Sugar Should Be Regulated as Toxin, Say Researchers
February 3, 2012
Put down that cookie! There’s no question that while sugar tastes good, it does little good for our bodies—and in fact, can do much harm, which is why researchers recently suggested that sugar should be regulated sugar as a toxin, reports LiveScience.com. Yep, you read that right—a toxin—like alcohol or cigarettes!

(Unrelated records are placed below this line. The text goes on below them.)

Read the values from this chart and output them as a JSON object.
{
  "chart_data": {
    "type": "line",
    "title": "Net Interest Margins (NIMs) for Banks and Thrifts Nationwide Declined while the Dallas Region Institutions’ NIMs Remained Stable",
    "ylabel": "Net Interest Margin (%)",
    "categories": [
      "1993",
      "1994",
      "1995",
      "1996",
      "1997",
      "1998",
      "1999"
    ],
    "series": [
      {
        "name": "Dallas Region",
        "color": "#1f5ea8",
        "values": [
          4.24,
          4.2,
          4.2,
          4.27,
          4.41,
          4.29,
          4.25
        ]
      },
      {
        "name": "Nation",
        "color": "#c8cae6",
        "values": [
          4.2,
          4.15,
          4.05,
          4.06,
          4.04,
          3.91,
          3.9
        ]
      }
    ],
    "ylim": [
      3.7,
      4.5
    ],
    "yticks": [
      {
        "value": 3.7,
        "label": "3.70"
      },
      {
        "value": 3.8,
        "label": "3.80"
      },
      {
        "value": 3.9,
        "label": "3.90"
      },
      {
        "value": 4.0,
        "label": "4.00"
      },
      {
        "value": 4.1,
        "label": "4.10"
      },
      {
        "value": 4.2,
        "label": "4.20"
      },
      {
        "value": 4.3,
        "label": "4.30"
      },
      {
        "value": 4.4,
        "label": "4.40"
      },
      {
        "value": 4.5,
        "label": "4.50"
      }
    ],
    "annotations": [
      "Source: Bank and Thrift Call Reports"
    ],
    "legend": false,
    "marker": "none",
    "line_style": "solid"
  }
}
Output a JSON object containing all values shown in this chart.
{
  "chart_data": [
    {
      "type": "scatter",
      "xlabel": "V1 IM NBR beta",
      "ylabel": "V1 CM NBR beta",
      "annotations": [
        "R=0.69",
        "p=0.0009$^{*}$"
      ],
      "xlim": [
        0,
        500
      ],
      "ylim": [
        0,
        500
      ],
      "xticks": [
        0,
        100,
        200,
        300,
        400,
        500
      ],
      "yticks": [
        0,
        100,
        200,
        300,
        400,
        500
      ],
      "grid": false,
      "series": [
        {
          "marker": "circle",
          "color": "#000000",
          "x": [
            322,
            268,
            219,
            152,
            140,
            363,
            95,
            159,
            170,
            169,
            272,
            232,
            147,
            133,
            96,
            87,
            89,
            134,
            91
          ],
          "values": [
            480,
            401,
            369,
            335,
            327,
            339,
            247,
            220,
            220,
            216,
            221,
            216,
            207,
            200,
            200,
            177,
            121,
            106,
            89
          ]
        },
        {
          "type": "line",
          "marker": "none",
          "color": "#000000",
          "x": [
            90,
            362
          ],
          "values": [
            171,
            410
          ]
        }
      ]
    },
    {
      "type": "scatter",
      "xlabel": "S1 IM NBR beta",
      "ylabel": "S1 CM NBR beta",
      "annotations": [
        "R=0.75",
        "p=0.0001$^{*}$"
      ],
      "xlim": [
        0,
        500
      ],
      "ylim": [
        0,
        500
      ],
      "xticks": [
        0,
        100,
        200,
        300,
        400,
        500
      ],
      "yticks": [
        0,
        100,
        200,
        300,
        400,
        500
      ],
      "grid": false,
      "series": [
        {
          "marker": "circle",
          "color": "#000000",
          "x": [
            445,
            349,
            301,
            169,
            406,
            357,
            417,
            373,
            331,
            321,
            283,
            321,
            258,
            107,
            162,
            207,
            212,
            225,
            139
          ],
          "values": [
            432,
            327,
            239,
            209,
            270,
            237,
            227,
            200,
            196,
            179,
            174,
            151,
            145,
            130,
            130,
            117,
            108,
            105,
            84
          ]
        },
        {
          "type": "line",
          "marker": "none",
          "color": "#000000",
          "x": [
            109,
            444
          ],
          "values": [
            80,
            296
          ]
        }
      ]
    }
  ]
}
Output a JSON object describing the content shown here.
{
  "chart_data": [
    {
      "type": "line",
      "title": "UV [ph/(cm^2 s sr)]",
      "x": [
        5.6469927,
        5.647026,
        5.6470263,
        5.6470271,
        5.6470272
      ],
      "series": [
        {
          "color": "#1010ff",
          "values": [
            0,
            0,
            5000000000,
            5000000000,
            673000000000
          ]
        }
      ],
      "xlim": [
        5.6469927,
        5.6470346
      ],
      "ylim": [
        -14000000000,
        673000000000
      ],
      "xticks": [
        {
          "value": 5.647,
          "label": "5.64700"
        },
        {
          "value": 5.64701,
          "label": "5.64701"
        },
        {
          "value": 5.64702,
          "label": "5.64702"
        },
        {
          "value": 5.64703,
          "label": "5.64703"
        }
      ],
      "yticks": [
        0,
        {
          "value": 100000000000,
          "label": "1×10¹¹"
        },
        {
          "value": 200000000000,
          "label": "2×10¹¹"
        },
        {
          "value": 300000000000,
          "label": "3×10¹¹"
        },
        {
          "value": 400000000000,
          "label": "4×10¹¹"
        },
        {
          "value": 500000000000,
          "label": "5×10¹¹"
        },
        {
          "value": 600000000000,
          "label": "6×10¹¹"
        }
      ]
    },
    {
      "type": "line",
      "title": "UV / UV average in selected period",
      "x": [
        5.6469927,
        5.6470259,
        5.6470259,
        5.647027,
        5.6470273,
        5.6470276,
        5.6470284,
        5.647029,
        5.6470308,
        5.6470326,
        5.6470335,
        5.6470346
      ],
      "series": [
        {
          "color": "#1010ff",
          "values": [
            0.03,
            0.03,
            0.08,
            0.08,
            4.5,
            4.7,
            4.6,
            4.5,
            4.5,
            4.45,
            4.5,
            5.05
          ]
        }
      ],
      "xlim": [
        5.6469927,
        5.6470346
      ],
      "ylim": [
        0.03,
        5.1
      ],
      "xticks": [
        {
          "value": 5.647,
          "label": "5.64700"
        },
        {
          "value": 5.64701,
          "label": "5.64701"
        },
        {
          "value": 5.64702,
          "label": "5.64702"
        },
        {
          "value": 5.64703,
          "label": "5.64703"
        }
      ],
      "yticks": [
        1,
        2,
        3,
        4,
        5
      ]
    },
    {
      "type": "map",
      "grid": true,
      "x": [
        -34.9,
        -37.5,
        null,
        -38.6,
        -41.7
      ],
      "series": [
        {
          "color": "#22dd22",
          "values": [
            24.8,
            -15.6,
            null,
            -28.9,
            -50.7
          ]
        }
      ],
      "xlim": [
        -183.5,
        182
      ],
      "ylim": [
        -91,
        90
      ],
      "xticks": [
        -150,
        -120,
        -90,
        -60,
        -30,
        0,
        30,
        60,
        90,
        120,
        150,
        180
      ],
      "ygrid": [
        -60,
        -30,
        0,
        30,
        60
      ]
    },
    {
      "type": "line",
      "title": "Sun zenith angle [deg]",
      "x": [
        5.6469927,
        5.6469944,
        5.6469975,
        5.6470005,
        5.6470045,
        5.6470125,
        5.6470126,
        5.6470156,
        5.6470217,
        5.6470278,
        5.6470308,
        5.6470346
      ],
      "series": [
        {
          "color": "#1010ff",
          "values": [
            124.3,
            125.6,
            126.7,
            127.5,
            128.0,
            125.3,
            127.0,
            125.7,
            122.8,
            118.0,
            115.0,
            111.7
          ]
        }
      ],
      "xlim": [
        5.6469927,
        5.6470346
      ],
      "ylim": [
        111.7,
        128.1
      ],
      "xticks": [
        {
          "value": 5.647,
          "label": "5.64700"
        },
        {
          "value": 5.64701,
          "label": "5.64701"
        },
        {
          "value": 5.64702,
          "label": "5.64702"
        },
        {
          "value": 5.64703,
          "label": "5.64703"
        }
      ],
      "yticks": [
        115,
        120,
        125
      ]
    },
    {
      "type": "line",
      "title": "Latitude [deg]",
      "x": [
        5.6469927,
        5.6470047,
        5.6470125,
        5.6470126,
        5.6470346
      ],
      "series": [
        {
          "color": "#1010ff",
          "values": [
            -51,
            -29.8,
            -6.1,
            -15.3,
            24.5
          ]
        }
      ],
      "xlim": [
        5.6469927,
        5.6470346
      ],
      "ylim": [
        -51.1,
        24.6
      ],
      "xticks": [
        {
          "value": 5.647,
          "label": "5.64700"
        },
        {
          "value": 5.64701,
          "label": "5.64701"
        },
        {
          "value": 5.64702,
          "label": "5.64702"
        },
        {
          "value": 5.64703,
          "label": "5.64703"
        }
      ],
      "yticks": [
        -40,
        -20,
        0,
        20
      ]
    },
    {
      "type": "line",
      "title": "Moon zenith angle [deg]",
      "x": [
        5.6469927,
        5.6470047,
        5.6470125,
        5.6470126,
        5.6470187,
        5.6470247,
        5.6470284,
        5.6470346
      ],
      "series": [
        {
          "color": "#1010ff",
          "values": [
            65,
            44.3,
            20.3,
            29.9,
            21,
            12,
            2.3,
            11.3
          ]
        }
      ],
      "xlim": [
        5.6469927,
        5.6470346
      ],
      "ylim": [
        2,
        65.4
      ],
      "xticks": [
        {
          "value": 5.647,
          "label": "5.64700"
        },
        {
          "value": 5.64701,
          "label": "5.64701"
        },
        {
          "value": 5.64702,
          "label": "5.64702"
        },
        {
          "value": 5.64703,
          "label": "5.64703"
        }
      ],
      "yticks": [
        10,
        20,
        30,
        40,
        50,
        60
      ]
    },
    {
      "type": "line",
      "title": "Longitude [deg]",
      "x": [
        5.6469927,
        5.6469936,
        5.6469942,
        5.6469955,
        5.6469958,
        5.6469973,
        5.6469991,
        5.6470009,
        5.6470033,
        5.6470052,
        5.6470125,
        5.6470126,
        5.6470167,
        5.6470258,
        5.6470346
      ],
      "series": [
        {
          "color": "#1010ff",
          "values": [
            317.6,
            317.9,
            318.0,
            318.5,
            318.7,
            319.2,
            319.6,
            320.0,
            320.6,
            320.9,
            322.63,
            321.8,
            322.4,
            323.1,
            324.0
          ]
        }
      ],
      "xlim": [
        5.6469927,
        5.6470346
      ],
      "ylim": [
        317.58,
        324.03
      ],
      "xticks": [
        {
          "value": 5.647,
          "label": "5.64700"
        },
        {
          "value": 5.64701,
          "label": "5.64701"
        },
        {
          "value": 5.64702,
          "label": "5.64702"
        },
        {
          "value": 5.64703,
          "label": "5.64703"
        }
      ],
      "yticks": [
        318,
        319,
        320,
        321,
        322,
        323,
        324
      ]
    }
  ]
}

Researchers Robert Lustig, Laura Schmidt and Claire Brindis, all researchers in health policy, argue in an opinion piece called “The Toxic Truth About Sugar” in the February 2nd issue of the journal Nature that sugar and other sweeteners are so toxic to the human body (causing everything from a rise in blood pressure and cholesterol to risk for obesity, heart disease, diabetes and liver failure) that access to them should be strictly regulated, especially for children. Regulations could range from taxing all food and drinks containing added sugar (not natural sugar found in fruits) to prohibiting sales in or near schools and placing age restrictions on purchases.
Calling sugar just “empty calories,” is incorrect, write the researchers. “There is nothing empty about these calories. A growing body of scientific evidence is showing that fructose can trigger processes that lead to liver toxicity and a host of other chronic diseases. A little is not a problem, but a lot kills—slowly.”
The U.S. population is already more than two-thirds overweight and about 75 percent of U.S. health-are dollars are spent on diet-related diseases, Dr. Lustig explains. The risk of liver failure, obesity, heart disease and diabetes are rising rapidly, and it seems drastic measures needs to take place in order for change.
“We’re not talking prohibition,” Dr. Schmidt says in a statement. “We’re not advocating a major imposition of the government into people’s lives. We’re talking about gentle ways to make sugar consumption slightly less convenient, thereby moving people away from the concentrated dose. What we want is to actually increase people’s choices by making foods that aren’t loaded with sugar comparatively easier and cheaper to get.”
Do you regulate your child’s sugar intake regularly? During special occasions or holidays? Do you think age restrictions or taxes on candy and soda purchases go too far?